Le mouvement Letzte Generation sous la pression de la justice allemande: "C’est le gouvernement qui enfreint la constitution"
Le collectif climatique, dont les membres se collent régulièrement au bitume, dénonce une tentative de criminalisation de leur action.
- Publié le 01-06-2023 à 22h19
:focal(4123x2757:4133x2747)/cloudfront-eu-central-1.images.arcpublishing.com/ipmgroup/3RVX4IGK7FBBBE5EETLF5VGBKM.jpg)
Avec leurs pancartes et gilets orange, ils étaient plusieurs centaines à défiler, mercredi après-midi, sur la Karl Marx Allee, l’une des plus grandes avenues de Berlin. Ces militants climatiques ne se sont pas collés au bitume pour bloquer la circulation, comme ils en ont pris l’habitude depuis un an et demi. Ils ont marché dans le calme, dans la capitale allemande mais aussi dans une dizaine d’autres villes, pour dénoncer le manque d’action du gouvernement en matière climatique. Ils avaient d’ailleurs rédigé une lettre ouverte en ce sens au chancelier Olaf Scholz pour lui demander de mettre en place une assemblée citoyenne chargée de prendre des mesures pour lutter contre le changement climatique.

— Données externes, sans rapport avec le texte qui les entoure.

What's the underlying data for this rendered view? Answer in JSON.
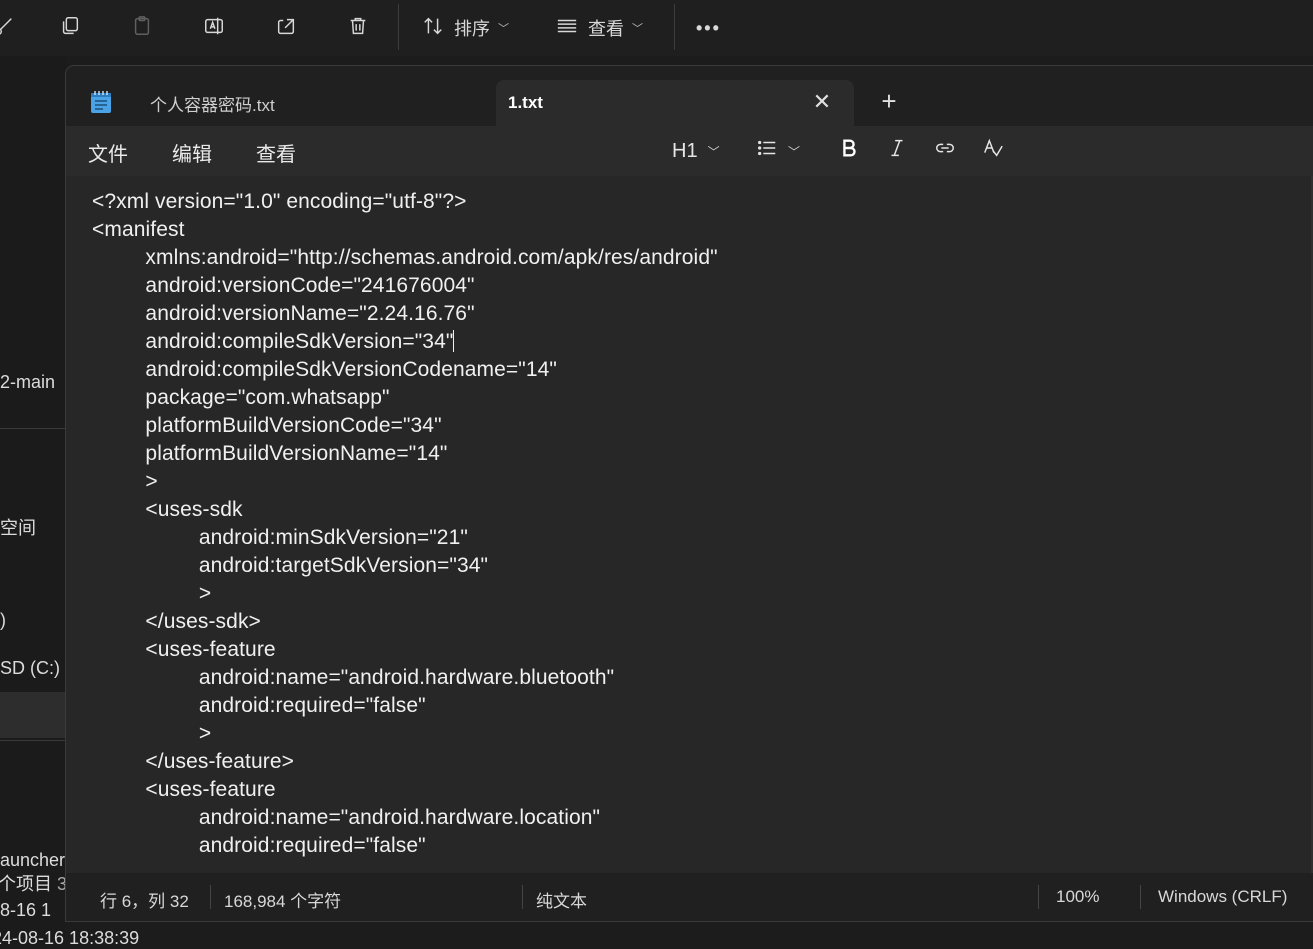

Habituellement, seule une poignée de militants participent aux marches de protestation et aux actions de blocages sur les routes, mais cette fois la foule était importante. “Je suis venu exprimer ma solidarité avec ce collectif car je refuse que les autorités criminalisent un mouvement de désobéissance civile”, nous explique Bastian, un trentenaire sans lien avec Letzte Generation (Dernière génération). La semaine dernière, à la demande du parquet de Munich en Bavière, des perquisitions ont été menées contre ce collectif climatique dans plusieurs régions du pays dans le cadre d’une enquête relative à la formation d’une “organisation criminelle”.
Une “alarme incendie”
Cette opération contraste avec les habituelles poursuites pour “troubles à l’ordre public” menées contre ce collectif et qui encombrent les tribunaux. Si le procureur de Neuruppin, dans le Brandebourg, avait déjà invoqué en décembre une possible “organisation criminelle” dans le cadre d’une enquête, l’ampleur de ces perquisitions a choqué les intéressés eux-mêmes. “C’est écœurant”, réagit Simon, membre actif de Letzte Generation, rencontré dans le défilé berlinois. “Nous sommes un mouvement non violent et rappelons au gouvernement que c’est lui qui enfreint la constitution en ne mettant pas en œuvre une politique active de lutte contre le changement climatique. Nous ne sommes qu’une alarme incendie. Le monde brûle”, ajoute-t-il. En 2021, la Cour constitutionnelle avait jugé que les autorités fédérales ne faisaient pas suffisamment pour réduire les émissions de CO2.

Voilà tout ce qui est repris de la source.